Capítulo 3 – Análise

3.3 Fatos singulares fornecidos pelos dados

3.3.1.4 Pessoalidade e autorreflexividade

Para a presente pesquisa, é fundamental a preocupação com a caracterização do sujeito, e uma das considerações que se mostrou bastante evidente é a de que a pessoalidade está diretamente relacionada ao modo como o sujeito se constitui na escrita.

Em princípio, caracterizamos a pessoalidade conforme vista nas pesquisas de orientação teórico-metodológica da etnografia, e nesta perspectiva, o sujeito do discurso, embora afetado por diferentes práticas letradas, é uma construção que prioriza os objetos tal como empiricamente constatáveis, havendo menos preocupação com as representações atinentes a um plano mais opaco da linguagem. Essa é uma das justificativas para a adaptação da noção de pessoalidade.

Do ponto de vista adotado em nossa pesquisa, ela é produto da plurivocidade60, e, justamente por isso, trazemos, na presente seção, as considerações de pessoalidade na perspectiva enunciativo-discursiva, em que o sujeito não é unívoco (ou seja, não é coincidente consigo mesmo), bem como suas implicações teóricas, e as consequências dessa nova apropriação do conceito para a presente pesquisa.

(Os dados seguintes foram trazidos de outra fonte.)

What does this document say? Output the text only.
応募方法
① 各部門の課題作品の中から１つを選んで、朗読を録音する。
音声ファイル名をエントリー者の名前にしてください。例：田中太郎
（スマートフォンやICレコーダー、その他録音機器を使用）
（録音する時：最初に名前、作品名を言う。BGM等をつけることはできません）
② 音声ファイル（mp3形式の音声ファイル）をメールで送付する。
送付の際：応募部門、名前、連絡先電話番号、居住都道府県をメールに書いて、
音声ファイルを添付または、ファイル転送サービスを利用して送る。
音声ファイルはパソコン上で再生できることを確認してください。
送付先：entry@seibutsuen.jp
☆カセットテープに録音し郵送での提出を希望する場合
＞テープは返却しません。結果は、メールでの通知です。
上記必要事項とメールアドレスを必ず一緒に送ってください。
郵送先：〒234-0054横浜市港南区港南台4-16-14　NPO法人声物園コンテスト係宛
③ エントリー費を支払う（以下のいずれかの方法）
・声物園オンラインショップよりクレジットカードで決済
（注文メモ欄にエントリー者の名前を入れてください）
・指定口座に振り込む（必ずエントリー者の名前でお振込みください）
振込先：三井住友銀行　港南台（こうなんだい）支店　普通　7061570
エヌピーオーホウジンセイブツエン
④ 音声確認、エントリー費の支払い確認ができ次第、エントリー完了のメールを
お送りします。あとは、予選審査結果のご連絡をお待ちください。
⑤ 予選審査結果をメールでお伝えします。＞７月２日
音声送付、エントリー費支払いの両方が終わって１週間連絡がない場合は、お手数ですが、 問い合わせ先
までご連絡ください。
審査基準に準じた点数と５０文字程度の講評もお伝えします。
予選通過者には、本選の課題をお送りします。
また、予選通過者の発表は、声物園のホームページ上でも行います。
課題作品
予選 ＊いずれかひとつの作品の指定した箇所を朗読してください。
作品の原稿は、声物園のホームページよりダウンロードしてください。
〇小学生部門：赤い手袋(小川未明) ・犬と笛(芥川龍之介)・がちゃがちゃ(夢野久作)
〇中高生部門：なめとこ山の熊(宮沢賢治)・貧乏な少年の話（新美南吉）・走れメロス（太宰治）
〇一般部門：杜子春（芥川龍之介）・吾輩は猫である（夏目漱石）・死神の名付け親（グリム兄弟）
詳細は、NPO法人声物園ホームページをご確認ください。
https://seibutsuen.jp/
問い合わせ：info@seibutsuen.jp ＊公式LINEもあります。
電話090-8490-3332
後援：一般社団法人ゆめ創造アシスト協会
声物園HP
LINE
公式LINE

Isso é algo bastante relevante pois partimos de uma concepção em que, no processo de referenciação61, a palavra não é correspondente exata do mundo por causa da interferência do sujeito no processo, de modo que cabe ao sujeito construir essa relação (mas não ao sujeito tomado como indivíduo empírico apenas). Esse processo é justamente aquele que organiza os objetos de discurso e o sujeito não existiria nesse processo caso a linguagem e o mundo fossem diretamente (e homogeneamente) conectáveis.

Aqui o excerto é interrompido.